Superluminal is a simple wrapper around Ansible's PlayBook class for purposes of making it easy to run Ansible playbooks and capture the output.
Ansible provides a callback mechanism for capturing the output from the various invocations in a playbook. Callbacks exist a various stages in the playbook life cycle: playbook setup, module invocation, successful completion, error conditions, etc. Superluminal gives the user a mechanism for specifying the names of the required Python callback modules, thus making it possible to use Ansible data in a variety of interesting ways.
Superluminal is written as a WSGI application using the Python gunicorn and falcon libraries. Ansible playbooks are invoked in superluminal using a simple REST API.
The Ansible library can, of course, be imported directly into in any Python script. The superluminal approach is useful for two purposes:
- As a simple Ansible playbook runner web service that can have an independent existence anywhere in an application ecosystem; and
- As a simple means to avoid having to import Ansible classes directly into code, thus working around potential GPLv3 issues. Superluminal is open source and licensed under a GPL-compatible license (Apache2) that is nonetheless less restrictive than GPLv3.
From the top-level directory, type
sudo python setup.py install
The superluminal configuration file superluminal.conf
must go in /etc/superluminal. A sample configuration file is included in the /conf
subdirectory.
The default (gunicorn) server can then be run with
sudo python -msuperluminal.server &
Since superluminal is a web service, it should be run as a non-privileged user. The sample configuration file assumes a superluminal
user and group, although these are configurable. Other configurable options include host interface IP and port.

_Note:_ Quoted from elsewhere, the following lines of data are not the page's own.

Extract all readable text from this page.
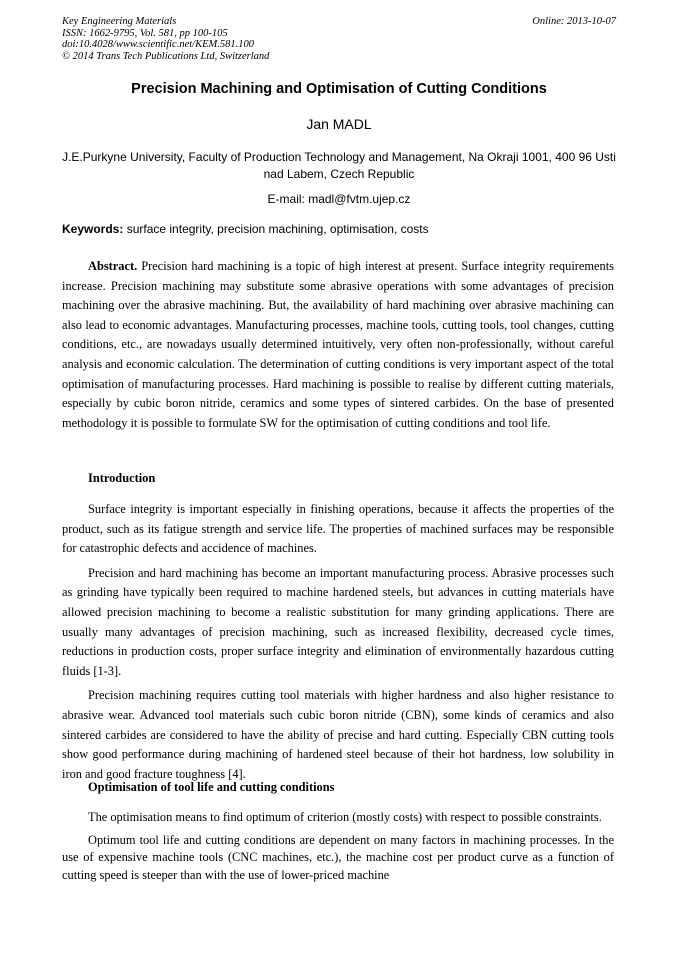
Key Engineering Materials
ISSN: 1662-9795, Vol. 581, pp 100-105
doi:10.4028/www.scientific.net/KEM.581.100
© 2014 Trans Tech Publications Ltd, Switzerland
Online: 2013-10-07
Precision Machining and Optimisation of Cutting Conditions
Jan MADL
J.E.Purkyne University, Faculty of Production Technology and Management, Na Okraji 1001, 400 96 Usti nad Labem, Czech Republic
E-mail: madl@fvtm.ujep.cz
Keywords: surface integrity, precision machining, optimisation, costs

Abstract. Precision hard machining is a topic of high interest at present. Surface integrity requirements increase. Precision machining may substitute some abrasive operations with some advantages of precision machining over the abrasive machining. But, the availability of hard machining over abrasive machining can also lead to economic advantages. Manufacturing processes, machine tools, cutting tools, tool changes, cutting conditions, etc., are nowadays usually determined intuitively, very often non-professionally, without careful analysis and economic calculation. The determination of cutting conditions is very important aspect of the total optimisation of manufacturing processes. Hard machining is possible to realise by different cutting materials, especially by cubic boron nitride, ceramics and some types of sintered carbides. On the base of presented methodology it is possible to formulate SW for the optimisation of cutting conditions and tool life.

Introduction

Surface integrity is important especially in finishing operations, because it affects the properties of the product, such as its fatigue strength and service life. The properties of machined surfaces may be responsible for catastrophic defects and accidence of machines.

Precision and hard machining has become an important manufacturing process. Abrasive processes such as grinding have typically been required to machine hardened steels, but advances in cutting materials have allowed precision machining to become a realistic substitution for many grinding applications. There are usually many advantages of precision machining, such as increased flexibility, decreased cycle times, reductions in production costs, proper surface integrity and elimination of environmentally hazardous cutting fluids [1-3].

Precision machining requires cutting tool materials with higher hardness and also higher resistance to abrasive wear. Advanced tool materials such cubic boron nitride (CBN), some kinds of ceramics and also sintered carbides are considered to have the ability of precise and hard cutting. Especially CBN cutting tools show good performance during machining of hardened steel because of their hot hardness, low solubility in iron and good fracture toughness [4].

Optimisation of tool life and cutting conditions

The optimisation means to find optimum of criterion (mostly costs) with respect to possible constraints.

Optimum tool life and cutting conditions are dependent on many factors in machining processes. In the use of expensive machine tools (CNC machines, etc.), the machine cost per product curve as a function of cutting speed is steeper than with the use of lower-priced machine
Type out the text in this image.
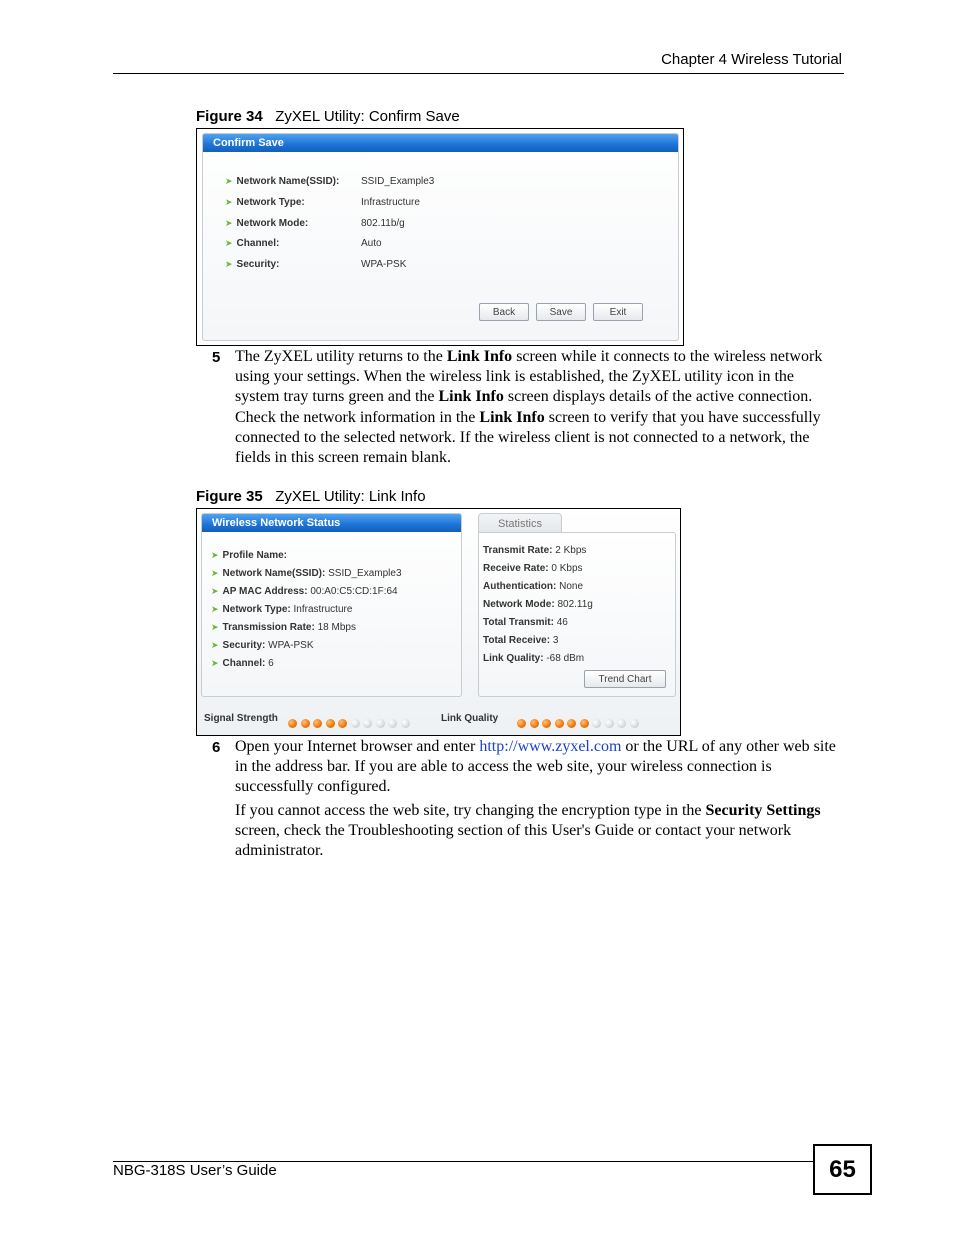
Chapter 4 Wireless Tutorial
Figure 34 ZyXEL Utility: Confirm Save
Confirm Save
➤ Network Name(SSID): SSID_Example3
➤ Network Type:	Infrastructure
➤ Network Mode:	802.11b/g
➤ Channel:	Auto
➤ Security:	WPA-PSK
Back	Save	Exit
5 The ZyXEL utility returns to the Link Info screen while it connects to the wireless network using your settings. When the wireless link is established, the ZyXEL utility icon in the system tray turns green and the Link Info screen displays details of the active connection. Check the network information in the Link Info screen to verify that you have successfully connected to the selected network. If the wireless client is not connected to a network, the fields in this screen remain blank.
Figure 35 ZyXEL Utility: Link Info
Wireless Network Status
➤ Profile Name:
➤ Network Name(SSID): SSID_Example3
➤ AP MAC Address: 00:A0:C5:CD:1F:64
➤ Network Type: Infrastructure
➤ Transmission Rate: 18 Mbps
➤ Security: WPA-PSK
➤ Channel: 6
Statistics
Transmit Rate: 2 Kbps
Receive Rate: 0 Kbps
Authentication: None
Network Mode: 802.11g
Total Transmit: 46
Total Receive: 3
Link Quality: -68 dBm
Trend Chart
Signal Strength	Link Quality
6 Open your Internet browser and enter http://www.zyxel.com or the URL of any other web site in the address bar. If you are able to access the web site, your wireless connection is successfully configured.
If you cannot access the web site, try changing the encryption type in the Security Settings screen, check the Troubleshooting section of this User's Guide or contact your network administrator.
NBG-318S User’s Guide	65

At the moment, superluminal is not set up to run under SSL, although this would be an easy enhancement given that it is a WSGI app and runs in a WSGI container.
Ansible must be configured separately. Superluminal only needs to know the path to Ansible playbooks and inventory.
At the moment, there is only a single REST endpoint:
POST /v1/run?playbook=my_playbook&password=my_password
The playbook
parameter is required. The password
parameter is optional and is passed directly to the Ansible playbook runner.
Output from this POST request is a simple JSON string giving a UUID string, which serves as the ID of the requested playbook run. The user may do whatever she wants with this, for example, maintain a database of output from each playbook run using the various Ansible callbacks.
The Ansible playbook runner uses a set of callbacks to inform a calling process of the outcome of the various steps in executing a playbook. These are not well documented by Ansible, although the official Ansible documentation does refer to them and invites the user to examine the Ansible code to get an idea of how they are used. In most cases it is pretty clear what data is available.
For example, the ansible-playbook
shell command itself is organized around a set of Ansible callbacks.
The superluminal distribution contains a couple of very simple callback plugin examples, using stdout and python logging, respectively, that will give an idea of what is available from Ansible through the callbacks. Each user's requirements will be somewhat different, however, and mileage may vary.
*TODO: Maybo a little better documentation of the Ansible callbacks?